In those moments, everything is about temperament. It's having the unerring ability to think clearer than the goalkeeper and being able to somehow slow the moment down, utilising every millisecond in your favour.
Every time Joe Gormley goes through on goal, I expect the ball to finish in the net. But, of course, as much as we’d like them to sometimes, nothing stays the same in football.
He’ll celebrate his 33rd birthday in November and is no longer an automatic starter for the Reds. Paddy McLaughlin has other options in attack these days.

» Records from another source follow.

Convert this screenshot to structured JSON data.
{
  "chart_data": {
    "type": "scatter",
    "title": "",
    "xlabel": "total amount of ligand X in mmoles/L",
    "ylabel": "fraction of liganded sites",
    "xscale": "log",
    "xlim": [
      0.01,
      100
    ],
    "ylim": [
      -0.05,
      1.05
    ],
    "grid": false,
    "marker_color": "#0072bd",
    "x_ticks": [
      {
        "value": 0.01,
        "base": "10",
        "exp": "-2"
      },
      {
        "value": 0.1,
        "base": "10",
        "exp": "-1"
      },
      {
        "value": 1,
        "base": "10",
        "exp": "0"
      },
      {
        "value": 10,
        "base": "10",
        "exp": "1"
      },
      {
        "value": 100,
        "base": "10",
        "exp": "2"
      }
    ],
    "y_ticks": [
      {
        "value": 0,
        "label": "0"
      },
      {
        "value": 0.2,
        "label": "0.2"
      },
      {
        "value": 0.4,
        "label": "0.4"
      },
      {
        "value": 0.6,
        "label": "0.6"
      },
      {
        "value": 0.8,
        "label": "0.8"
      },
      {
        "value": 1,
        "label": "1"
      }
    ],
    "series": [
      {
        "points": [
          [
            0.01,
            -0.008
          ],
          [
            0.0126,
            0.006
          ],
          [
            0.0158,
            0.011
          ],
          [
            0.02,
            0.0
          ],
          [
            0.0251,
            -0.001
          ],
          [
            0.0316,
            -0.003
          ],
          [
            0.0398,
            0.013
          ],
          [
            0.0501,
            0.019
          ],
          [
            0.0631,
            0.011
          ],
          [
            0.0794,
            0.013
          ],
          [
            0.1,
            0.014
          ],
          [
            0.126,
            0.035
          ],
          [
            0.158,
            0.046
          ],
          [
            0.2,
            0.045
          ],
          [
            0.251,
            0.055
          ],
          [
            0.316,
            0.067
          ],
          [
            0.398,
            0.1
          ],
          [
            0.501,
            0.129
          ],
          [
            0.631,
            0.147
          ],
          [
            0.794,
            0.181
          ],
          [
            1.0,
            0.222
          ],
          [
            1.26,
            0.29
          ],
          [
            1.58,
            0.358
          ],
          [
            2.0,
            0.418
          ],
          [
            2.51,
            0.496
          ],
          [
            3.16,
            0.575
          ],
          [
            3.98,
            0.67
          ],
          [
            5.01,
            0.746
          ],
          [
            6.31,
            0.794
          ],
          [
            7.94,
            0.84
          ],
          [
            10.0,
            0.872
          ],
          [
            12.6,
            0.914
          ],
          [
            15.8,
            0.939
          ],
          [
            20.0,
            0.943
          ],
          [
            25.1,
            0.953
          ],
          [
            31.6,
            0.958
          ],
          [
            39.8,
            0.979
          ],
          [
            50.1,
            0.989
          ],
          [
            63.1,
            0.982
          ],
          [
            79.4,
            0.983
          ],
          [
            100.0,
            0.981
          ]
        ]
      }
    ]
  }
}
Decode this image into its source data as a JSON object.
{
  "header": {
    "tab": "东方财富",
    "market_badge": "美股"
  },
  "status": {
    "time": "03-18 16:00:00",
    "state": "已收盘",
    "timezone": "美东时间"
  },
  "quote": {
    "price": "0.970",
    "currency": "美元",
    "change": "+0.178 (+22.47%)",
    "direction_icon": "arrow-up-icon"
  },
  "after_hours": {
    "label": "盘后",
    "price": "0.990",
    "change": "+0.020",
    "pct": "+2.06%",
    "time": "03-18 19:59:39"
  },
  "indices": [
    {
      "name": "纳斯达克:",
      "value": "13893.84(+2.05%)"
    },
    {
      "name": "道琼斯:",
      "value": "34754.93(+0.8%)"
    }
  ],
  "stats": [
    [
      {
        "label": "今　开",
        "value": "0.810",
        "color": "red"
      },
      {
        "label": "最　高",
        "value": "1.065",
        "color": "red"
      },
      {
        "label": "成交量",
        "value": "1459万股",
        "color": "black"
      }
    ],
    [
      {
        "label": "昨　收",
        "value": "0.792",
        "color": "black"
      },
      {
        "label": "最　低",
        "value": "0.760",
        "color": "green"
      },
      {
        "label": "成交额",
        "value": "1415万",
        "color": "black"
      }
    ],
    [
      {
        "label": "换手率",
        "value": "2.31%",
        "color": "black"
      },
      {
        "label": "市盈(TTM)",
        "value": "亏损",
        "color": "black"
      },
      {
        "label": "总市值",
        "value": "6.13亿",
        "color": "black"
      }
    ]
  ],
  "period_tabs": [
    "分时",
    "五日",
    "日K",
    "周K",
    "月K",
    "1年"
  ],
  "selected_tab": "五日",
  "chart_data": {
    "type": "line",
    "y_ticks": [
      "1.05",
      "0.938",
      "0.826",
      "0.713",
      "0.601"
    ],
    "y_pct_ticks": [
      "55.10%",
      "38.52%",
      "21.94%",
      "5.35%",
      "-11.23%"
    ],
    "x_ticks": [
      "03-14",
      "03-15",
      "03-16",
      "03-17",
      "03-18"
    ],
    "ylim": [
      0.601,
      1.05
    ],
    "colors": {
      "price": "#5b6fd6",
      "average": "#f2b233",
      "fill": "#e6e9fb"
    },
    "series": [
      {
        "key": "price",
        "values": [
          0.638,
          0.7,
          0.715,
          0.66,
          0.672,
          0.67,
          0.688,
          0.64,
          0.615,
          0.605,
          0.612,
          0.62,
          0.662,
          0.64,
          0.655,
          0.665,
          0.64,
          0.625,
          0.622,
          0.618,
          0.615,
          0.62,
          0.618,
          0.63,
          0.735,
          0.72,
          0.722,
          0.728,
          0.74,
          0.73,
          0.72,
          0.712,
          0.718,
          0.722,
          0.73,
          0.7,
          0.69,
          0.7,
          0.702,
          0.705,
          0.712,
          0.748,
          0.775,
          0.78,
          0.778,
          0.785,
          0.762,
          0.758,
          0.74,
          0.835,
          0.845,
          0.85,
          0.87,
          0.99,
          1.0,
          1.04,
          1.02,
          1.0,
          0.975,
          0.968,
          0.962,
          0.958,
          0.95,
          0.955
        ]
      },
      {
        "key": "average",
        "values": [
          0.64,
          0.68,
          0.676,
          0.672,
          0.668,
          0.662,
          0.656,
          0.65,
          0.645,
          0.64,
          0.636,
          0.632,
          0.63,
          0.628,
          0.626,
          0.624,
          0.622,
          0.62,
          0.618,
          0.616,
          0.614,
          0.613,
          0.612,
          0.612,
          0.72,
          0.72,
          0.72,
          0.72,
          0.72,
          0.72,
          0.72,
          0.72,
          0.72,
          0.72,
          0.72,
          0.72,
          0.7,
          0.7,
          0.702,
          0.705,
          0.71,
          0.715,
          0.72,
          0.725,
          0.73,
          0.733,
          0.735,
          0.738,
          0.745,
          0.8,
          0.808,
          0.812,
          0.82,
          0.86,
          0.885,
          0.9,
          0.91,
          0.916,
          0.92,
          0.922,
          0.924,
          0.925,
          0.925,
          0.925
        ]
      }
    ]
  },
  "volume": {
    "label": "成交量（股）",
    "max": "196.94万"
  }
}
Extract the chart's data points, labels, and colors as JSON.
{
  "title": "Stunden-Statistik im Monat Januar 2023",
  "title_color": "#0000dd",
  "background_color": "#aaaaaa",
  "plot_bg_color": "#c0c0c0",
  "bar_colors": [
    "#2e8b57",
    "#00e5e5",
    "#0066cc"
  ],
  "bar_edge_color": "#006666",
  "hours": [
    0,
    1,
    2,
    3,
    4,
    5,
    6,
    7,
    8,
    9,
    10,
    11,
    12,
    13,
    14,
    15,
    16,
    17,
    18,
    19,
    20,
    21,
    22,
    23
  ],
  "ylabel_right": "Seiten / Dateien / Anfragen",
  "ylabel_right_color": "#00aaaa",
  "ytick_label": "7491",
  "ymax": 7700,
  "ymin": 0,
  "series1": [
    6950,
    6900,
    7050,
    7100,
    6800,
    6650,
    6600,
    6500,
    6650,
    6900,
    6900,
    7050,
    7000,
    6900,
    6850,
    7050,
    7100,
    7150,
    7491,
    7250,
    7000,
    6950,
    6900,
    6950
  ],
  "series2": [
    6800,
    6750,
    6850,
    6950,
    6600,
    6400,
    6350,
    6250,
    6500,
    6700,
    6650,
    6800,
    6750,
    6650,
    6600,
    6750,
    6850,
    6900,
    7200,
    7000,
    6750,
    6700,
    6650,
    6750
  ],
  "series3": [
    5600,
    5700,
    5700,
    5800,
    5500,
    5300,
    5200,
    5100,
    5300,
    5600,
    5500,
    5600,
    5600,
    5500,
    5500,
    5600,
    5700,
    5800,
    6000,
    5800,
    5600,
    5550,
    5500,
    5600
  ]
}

Ryan Curran was a slow burner of a signing back in 2018 but has evolved into a classy striker for Cliftonville.
And I recall watching a highlights reel of Ronan Hale’s goals when he played underage level for Birmingham City and being mesmerised by the quality and different types of finishes.
Of course, depending on the required skill set you need for different positions on the pitch, ask any player and the vast majority will say that they are a better version of themselves at 33 than, say, 23.
As with all these things, it usually comes down to the manager's choice and right now Paddy McLaughlin has some strong options of which Joe Gormley remains one.
But it's doubtful those who follow in the footsteps of the affable and bashful Ardoyne man will get anywhere near his numbers. To be on 400 games and still going strong is a staggering achievement.
For those who’ve had the pleasure of watching Joe Gormley, we’ve known for quite some time that there’s a goal-scoring legend in our midst.